Firstly, the success of the collaborative mechanism is linked to strong political will and commitment of the senior leadership of the Health Ministry. The approval of the senior leadership of the FMOH (the HMH, and PSH) provided an enabling environment for creating the necessary structures for the implementation of this collaborative framework. Additionally, the level of commitment of the co-chairs of the P&B Committee and its members is directly proportional to the drive to implement its mandates.
Secondly, breaking the norm and official red tape to institutionalize new processes in a large and complex institution such as the FMoH can be challenging, hence the imperative to channel efforts towards aligning with existing structures within government institutions as well as developing standard operating procedures for the new processes and activities.
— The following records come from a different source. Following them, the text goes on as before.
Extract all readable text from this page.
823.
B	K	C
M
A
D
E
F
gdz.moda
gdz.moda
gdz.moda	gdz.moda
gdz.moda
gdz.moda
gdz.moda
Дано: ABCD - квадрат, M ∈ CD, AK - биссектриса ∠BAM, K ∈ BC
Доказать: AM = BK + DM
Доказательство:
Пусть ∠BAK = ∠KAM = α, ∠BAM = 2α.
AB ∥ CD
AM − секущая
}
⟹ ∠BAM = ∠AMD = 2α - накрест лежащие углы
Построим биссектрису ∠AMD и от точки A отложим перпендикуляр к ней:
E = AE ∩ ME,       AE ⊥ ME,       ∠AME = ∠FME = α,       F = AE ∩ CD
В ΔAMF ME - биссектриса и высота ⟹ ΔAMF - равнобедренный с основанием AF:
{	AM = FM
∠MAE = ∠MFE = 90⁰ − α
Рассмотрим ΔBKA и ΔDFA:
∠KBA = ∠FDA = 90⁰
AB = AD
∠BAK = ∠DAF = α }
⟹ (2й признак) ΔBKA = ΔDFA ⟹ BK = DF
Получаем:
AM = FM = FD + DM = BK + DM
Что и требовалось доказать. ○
In addition, it is important to incorporate a sustainable mechanism for knowledge management and skills transfer to new members, where outgoing committee members will be required to clearly define their roles and responsibilities and processes for carrying out budget-related activities in the handover notes to incoming members to ensure sustainability.
Lastly, it is important to take deliberate steps to create visibility for key activities of the budget reform process, highlight the achievements, synthesize, and share learnings from the work done by the collaborative mechanism toward reforming and strengthening the budget process.
Through quarterly dissemination of newsletters and breakfast meeting with the Minister of Health, R4D/Sydani team have helped to share key updates with stakeholders, and media coverage of the progress made so far. This also helps to ensure the buy-in of the relevant stakeholders in the budget process reforms especially the Ministry of Finance, Budget and National planning as they have the final say with regards to budget allocation and releases.
Though a lot of progress has been made to move the FMOH budget reform processes to the next level, there is still room for improvement. This is a call to action for the P&B committee’s budget to be institutionalized in the overall FMOH’s budget for sustainability of the collaboration and provision of adequate funds to resource the committee’s annual workplan which is crucial to the growth of budget reform process. Improved and strengthened systems takes time, the budget reform process requires continuity to ensure long-term sustainability.